The growth of home improvement companies is directly proportional to the housing market cycles, which in turn is closely related with the prevailing economic conditions. A tremor at one end obviously makes its rippling effects evident on the other end too.
Remember the subprime crisis, which destabilized the U.S. housing market? Thus Lowe’s Companies Inc. (NYSE:LOW - News), being the world’s second largest home improvement retailer, will have to walk the tight rope.
The Company Counts Upon
Lowe’s boasts a proven strategy of investing in stores to enhance customer-shopping experience by improving point-of-sale and directional signage, and adding more product selection. The company’s sustained focus on Everyday Low Prices, New Lower Price, Go Local and Specialty Sales initiatives, have helped it to grow its market share.
Giving itself a new face lift, Lowe’s replaced its old tag line “Let’s Build Something Together” with a new one “Never Stop Improving,” reflecting the company’s new brand strategy and endeavor for improving and developing innovative ideas. The company also launched an online tool, “MyLowes,” to aid consumers better manage their homes and other remodeling projects. We believe that these initiatives would help the company in gaining competitive advantage.
The company also recently acquired an online home improvement and lifestyle products retailer, ATG Stores, to expand its presence in the online retailing platform. ATG carries 3.5 million products from over 3,300 manufacturers.
Focus on Stores
Lowe’s in a strategic move has closed 20 underperforming stores across 15 states in the U.S. in October 2011, as the company dipped investments in certain sections of the business that no longer contributed significantly to its growth. The company now expects to open 25 new stores during fiscal 2011.
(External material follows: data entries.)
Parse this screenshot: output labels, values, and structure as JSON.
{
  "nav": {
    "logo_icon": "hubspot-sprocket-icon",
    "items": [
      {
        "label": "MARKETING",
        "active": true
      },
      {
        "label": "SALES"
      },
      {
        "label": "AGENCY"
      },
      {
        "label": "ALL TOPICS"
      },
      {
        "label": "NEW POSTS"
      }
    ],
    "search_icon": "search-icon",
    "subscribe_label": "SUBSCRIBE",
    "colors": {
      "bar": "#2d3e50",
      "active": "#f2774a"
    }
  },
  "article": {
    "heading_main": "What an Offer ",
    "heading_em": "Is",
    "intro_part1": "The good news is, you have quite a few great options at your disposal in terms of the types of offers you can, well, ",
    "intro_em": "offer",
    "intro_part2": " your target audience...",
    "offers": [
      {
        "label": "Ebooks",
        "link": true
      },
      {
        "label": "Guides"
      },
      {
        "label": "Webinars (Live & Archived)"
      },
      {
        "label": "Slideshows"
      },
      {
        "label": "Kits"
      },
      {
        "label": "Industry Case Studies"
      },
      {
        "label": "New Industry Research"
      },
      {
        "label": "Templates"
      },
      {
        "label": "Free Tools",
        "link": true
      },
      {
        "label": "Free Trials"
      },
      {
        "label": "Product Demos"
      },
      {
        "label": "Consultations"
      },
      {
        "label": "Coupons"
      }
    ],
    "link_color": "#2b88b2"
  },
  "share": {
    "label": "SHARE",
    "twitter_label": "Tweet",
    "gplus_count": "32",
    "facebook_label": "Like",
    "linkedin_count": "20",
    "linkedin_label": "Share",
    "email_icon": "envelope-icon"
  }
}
We appreciate the company’s rational approach of cutting new store growth targets and pruning costs, given the sluggish consumer environment and the trends in the housing market. Lowe’s opened 42 stores in 2010, significantly down from 62 stores opened in 2009 and 115 stores opened in 2008.
The company’s expansion in the regions it already serves could cannibalize its sales performance and lower traffic counts, at its existing stores in the area. Consequently, this may have a negative impact on the company’s overall performance. So, it must be cautious, while opening new stores.
A Look at Guidance
Lowe’s expects fourth-quarter 2011 earnings in the range of 20 cents to 23 cents a share. For fiscal 2011, management expects earnings between $1.57 and $1.60 per share, excluding charges of 20 cents related to store closings and discontinued operations. The current Zacks Consensus Estimate for the fourth quarter and fiscal 2011 are 23 cents and $1.61 per share.
Management now expects sales to increase approximately 8% in the fourth quarter and between 2% and 3% in fiscal 2011. Earlier, Lowe’s had forecasted fiscal 2011 sales to increase by approximately 2%. Lowe’s expects comparable-store sales to remain flat or up 1% in the fourth quarter but to decline by 1% in fiscal 2011.
Challenging Economy & Competition
Heavy job losses and reduced access to credit have lead to a sharp fall in consumer discretionary spending on big-ticket items. With the global economic environment still struggling, we believe that spending on big remodeling projects will likely remain under pressure until the housing market stabilizes and consumer-spending rebounds.
Lowe’s in the home improvement retailing business faces stiff competition from The Home Depot Inc. (NYSE:HD - News), Sherwin-Williams Company and other home supply retailers on attributes such as location, price and quality of merchandise, in-stock consistency, merchandise assortments, and customer service. This may weigh upon the company’s results.
Closing Statement
We believe that Lowe’s remains on track to develop innovative ideas to adapt to the ever changing demands and preferences of its consumers. The company is also rationalizing its capital expenditures, including store-remerchandising efforts, to improve its return on investment. These are well reflected through its Zacks #2 Rank that translates into a short-term Buy recommendation. However, we prefer to maintain our long-term Neutral rating on the company.